Would you happen to know which breeds were used?  I think I recently saw a pic on an earlier forum you showed with her saying that she had Fl. cur, but never really said what bird breed.


----------



## PURVIS (Apr 14, 2011)

we have used this cross for over 30 years,we use a big running pointer male and a pit terrier female, the bird dog puts the nose on them and most take the thick stuff well,the pit puts the catch to them.I'm sure this cross is a type of cur dog.this cross looks pit like. u can change it around and make it look more bird dog looking, are cross one of these female puppy's with a fl. cur,ruff type hound, are just a long range hog dog.most circles of hunters have a dog or two that are just true hog dogs.these are true cur dogs by definition.


----------



## JessB90 (Apr 14, 2011)

PURVIS said:


> we have used this cross for over 30 years,we use a big running pointer male and a pit terrier female, the bird dog puts the nose on them and most take the thick stuff well,the pit puts the catch to them.I'm sure this cross is a type of cur dog.this cross looks pit like. u can change it around and make it look more bird dog looking, are cross one of these female puppy's with a fl. cur,ruff type hound, are just a long range hog dog.most circles of hunters have a dog or two that are just true hog dogs.these are true cur dogs by definition.

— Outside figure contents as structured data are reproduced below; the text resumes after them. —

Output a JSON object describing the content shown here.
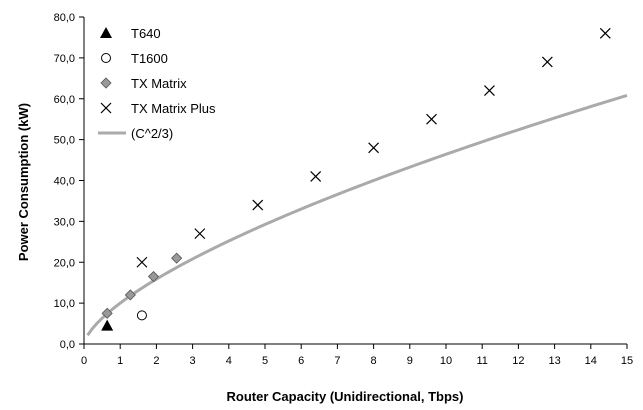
{
  "chart_data": {
    "type": "scatter",
    "xlabel": "Router Capacity  (Unidirectional,  Tbps)",
    "ylabel": "Power Consumption  (kW)",
    "xlim": [
      0,
      15
    ],
    "ylim": [
      0,
      80
    ],
    "x_ticks": [
      "0",
      "1",
      "2",
      "3",
      "4",
      "5",
      "6",
      "7",
      "8",
      "9",
      "10",
      "11",
      "12",
      "13",
      "14",
      "15"
    ],
    "y_ticks": [
      "0,0",
      "10,0",
      "20,0",
      "30,0",
      "40,0",
      "50,0",
      "60,0",
      "70,0",
      "80,0"
    ],
    "grid": false,
    "legend_position": "top-left",
    "series": [
      {
        "name": "T640",
        "marker": "filled-triangle",
        "color": "#000000",
        "points": [
          [
            0.64,
            4.5
          ]
        ]
      },
      {
        "name": "T1600",
        "marker": "open-circle",
        "color": "#000000",
        "points": [
          [
            1.6,
            7.0
          ]
        ]
      },
      {
        "name": "TX Matrix",
        "marker": "gray-diamond",
        "color": "#999999",
        "points": [
          [
            0.64,
            7.5
          ],
          [
            1.28,
            12.0
          ],
          [
            1.92,
            16.5
          ],
          [
            2.56,
            21.0
          ]
        ]
      },
      {
        "name": "TX Matrix Plus",
        "marker": "cross",
        "color": "#000000",
        "points": [
          [
            1.6,
            20.0
          ],
          [
            3.2,
            27.0
          ],
          [
            4.8,
            34.0
          ],
          [
            6.4,
            41.0
          ],
          [
            8.0,
            48.0
          ],
          [
            9.6,
            55.0
          ],
          [
            11.2,
            62.0
          ],
          [
            12.8,
            69.0
          ],
          [
            14.4,
            76.0
          ]
        ]
      },
      {
        "name": "(C^2/3)",
        "marker": "line",
        "color": "#aaaaaa",
        "curve": {
          "formula": "y = 10 * x^(2/3)",
          "x_from": 0.1,
          "x_to": 15
        }
      }
    ]
  }
}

So you're saying (let me know if I read wrong)that a cur is basically a mutt that came from a mixed breeding intended to hunt game?  I understand that a cur is another word a mutt, but I was just interested in curs like mountain and cats.  Although originally a mutt, they seem to have become established as a breed by preserving their bloodlines or traits, for decades at least, by registering them into organizations that only count an individual dog as of a certain breed based on breeding and traits (if I understand this right).  What should I call these to prevent any confusion between the two?  Or do I have this completely wrong?


----------



## PURVIS (Apr 14, 2011)

were about to open a can of worms with this but here goes.the bmc,mountain,stephen's and treeing cur is the only breed listed with the ukc no cur breed is listed with the akc.these guys breeding these other cur dogs lines would fight at the drop of the hat to defend there breed ,most cull hard and refuse to sell to people who want.i was just saying the cross u want my have a name but i have never heard one.rough cur would be a good one.u would like a campell cur.our best dogs have been mutts i hate to say gotten from the pound and off the streets.just my 2 cents.


----------



## JessB90 (Apr 14, 2011)

I agree that only the UKC names those curs as a breed while the AKC doesn't, but I have heard other other breed organizations that only register a certain cur like the OMCBA (mt. cur) and I think ALCBA (leopard). I do want to note that I am not talking about organizations that register dogs of a certain bloodline like kemmer (I think this is what u were talking about "keeping the breed", but let me know if I am wrong).
    I am also interested in why you would think I would be interested in campell or rough curs (I've never heard of a rough cur before if you also don't mind explaining that to me, I'm just starting to learn about curs).


----------



## PURVIS (Apr 14, 2011)

i wish someone else would jump in here with us but your first ? was about a bird/cur cross but u did not say what kind of cur.i was speaking about a cross that's in need of a name (bird/pit)as i understand some guess a campell cur is just this type of cross only gary  can tell u for sure.it's been 20 years since me and my dad (fred keene) hunted with him.our last hunt gary had what looked like a german shepherd but once he hit the ground and smelt a hog he was as good as caught.so i can only guess what makes up a campell cur.when i say rough i mean a dog that will hunt,catch and is smart enough to bay when he needs to.we almost never need a catch dog but if these dogs bark u know what there looking at!!


----------



## JessB90 (Apr 14, 2011)

So r u referring to a cur as a specific cross?


----------



## PURVIS (Apr 14, 2011)

was asking what type of cur u were talking about in your first post?


----------



## JessB90 (Apr 14, 2011)

Well, I wasn't really trying to look at a specific cur, just any of the curs registered as a breed in the UKC.  If I have to choose, maybe mountain cur.  I'm sorry for the misunderstanding.


----------



## JessB90 (Apr 22, 2011)

Does nobody else know anything about dogs of this cross?


----------



## markhammett (May 25, 2011)

Know a friend of a friend that has a bmc a bird x that isn't very rough but a hog finding machine. I've been wanting to try a bird and bull x my self. If anybody has some well bred pups hit me up.


----------